Pada tanggal 27 Juni 2004 juga berhasil digagalkan upaya penyelundupan 3 ekor kukang lewat Bandara Internasional Soekarno-Hatta- Jakarta. Kukang tersebut semula mau diselundupkan ke Jepang dan Korea.
Perdagangan kukang tersebut merupakan kegiatan ilegal yang melanggar undang-undang yang ada. Kukang telah dilindungi sejak tahun 1973 dengan Keputusan Menteri Pertanian tanggal 14 Pebruari 1973 No. 66/ Kpts /Um/2/1973. Perlindungan ini dipertegas lagi dengan Peraturan Pemerintah Nomor 7 tahun 1999 Tentang Pengawetan Jenis Tumbuhan dan Satwa, yang memasukan kukang dalam daftar satwa yang dilindungi.
Menurut Undang-Undang Nomor 5 tahun 1990 tentang Konservasi Sumber Daya Alam Hayati dan Ekosistemnya (pasal 21) perdagangan dan kepemilikan jenis satwa yang dilindungi adalah dilarang. Pelanggar dari ketentuan tersebut dapat dikenakan pidana penjara 5 tahun dan denda 100 juta rupiah.
ProFauna Indonesia, sebuah organisasi non profit berjaringan internasional yang bergerak dibidang perlindungan satwa liar dan habitatnya, meminta Departemen Kehutanan dan jajaran dibawahnya yaitu BKSDA di seluruh Indonesia termasuk di Jawa Timur untuk segera menindak tegas praktek perdagangan kukang yang masih terjadi di beberapa wilayah Indonesia.

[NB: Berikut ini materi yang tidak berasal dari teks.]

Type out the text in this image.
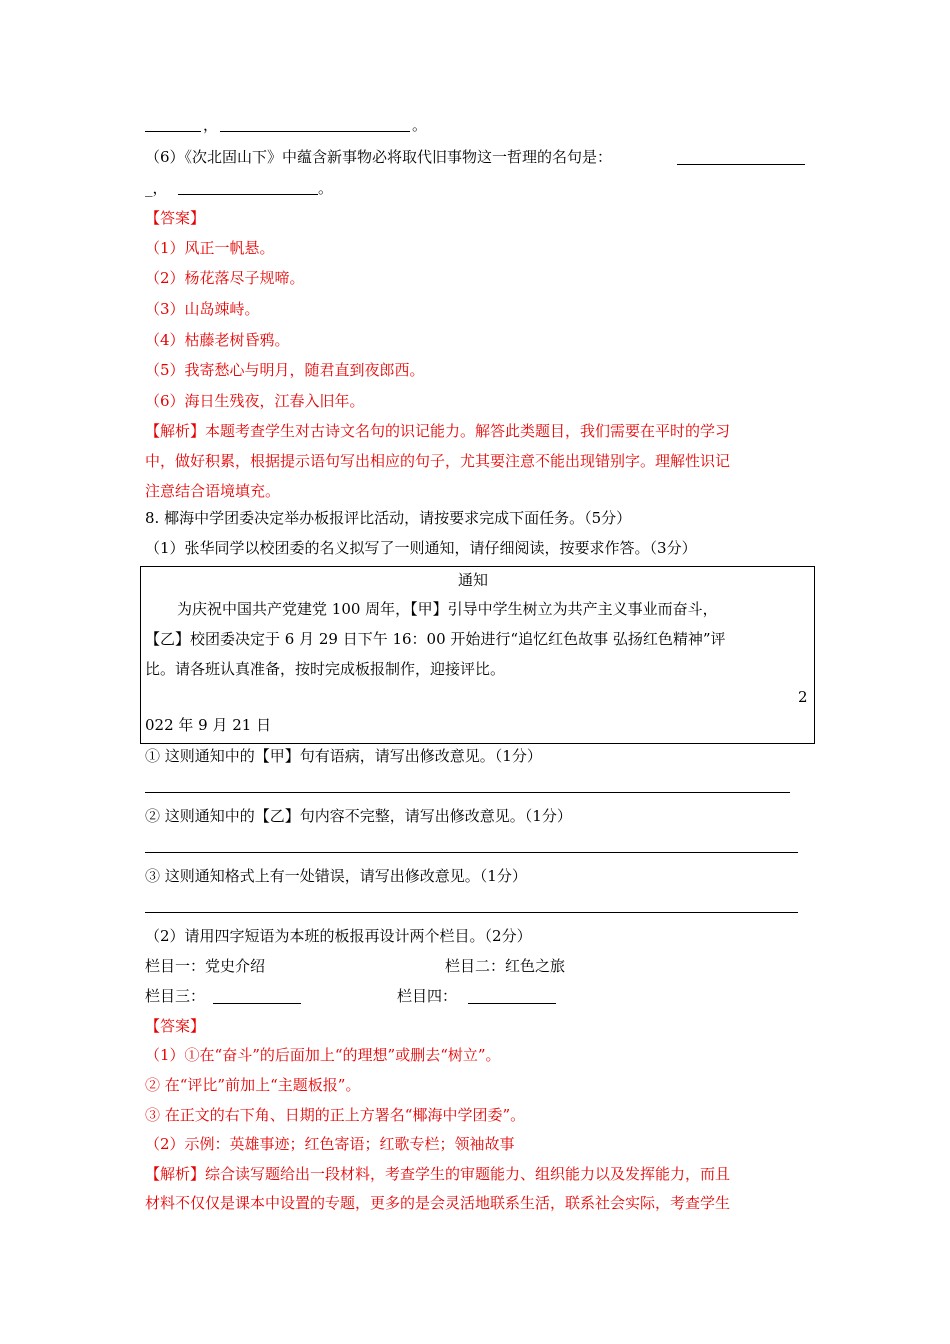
，	。
（6）《次北固山下》中蕴含新事物必将取代旧事物这一哲理的名句是：
_，	。
【答案】
（1）风正一帆悬。
（2）杨花落尽子规啼。
（3）山岛竦峙。
（4）枯藤老树昏鸦。
（5）我寄愁心与明月，随君直到夜郎西。
（6）海日生残夜，江春入旧年。
【解析】本题考查学生对古诗文名句的识记能力。解答此类题目，我们需要在平时的学习
中，做好积累，根据提示语句写出相应的句子，尤其要注意不能出现错别字。理解性识记
注意结合语境填充。
8. 椰海中学团委决定举办板报评比活动，请按要求完成下面任务。（5分）
（1）张华同学以校团委的名义拟写了一则通知，请仔细阅读，按要求作答。（3分）
通知
为庆祝中国共产党建党 100 周年，【甲】引导中学生树立为共产主义事业而奋斗，
【乙】校团委决定于 6 月 29 日下午 16：00 开始进行“追忆红色故事 弘扬红色精神”评
比。请各班认真准备，按时完成板报制作，迎接评比。
2
022 年 9 月 21 日
① 这则通知中的【甲】句有语病，请写出修改意见。（1分）
② 这则通知中的【乙】句内容不完整，请写出修改意见。（1分）
③ 这则通知格式上有一处错误，请写出修改意见。（1分）
（2）请用四字短语为本班的板报再设计两个栏目。（2分）
栏目一：党史介绍	栏目二：红色之旅
栏目三：	栏目四：
【答案】
（1）①在“奋斗”的后面加上“的理想”或删去“树立”。
② 在“评比”前加上“主题板报”。
③ 在正文的右下角、日期的正上方署名“椰海中学团委”。
（2）示例：英雄事迹；红色寄语；红歌专栏；领袖故事
【解析】综合读写题给出一段材料，考查学生的审题能力、组织能力以及发挥能力，而且
材料不仅仅是课本中设置的专题，更多的是会灵活地联系生活，联系社会实际，考查学生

ProFauna juga mendorong agar pemerintah Indonesia ikut mendukung dinaikannya status appendix CITES (Convention on International Trade in Endangered Species of wild fauna and flora) kukang dari appendix II menjadi appendix I. Dengan dinaikannya kukang ke appendix I maka perdagangan kukang secara internasional dapat dikontrol lebih ketat lagi. Usulan penaikan appendik ini akan dibahas pada konferensi CITES ke 14 yang akan diselenggarakan pada tanggal 3 – 15 Juni 2007 di Den Haag, Belanda. ProFauna akan mengirimkan wakilnya dalam konferensi CITES yang diadakan setiap 2 tahun sekali ini.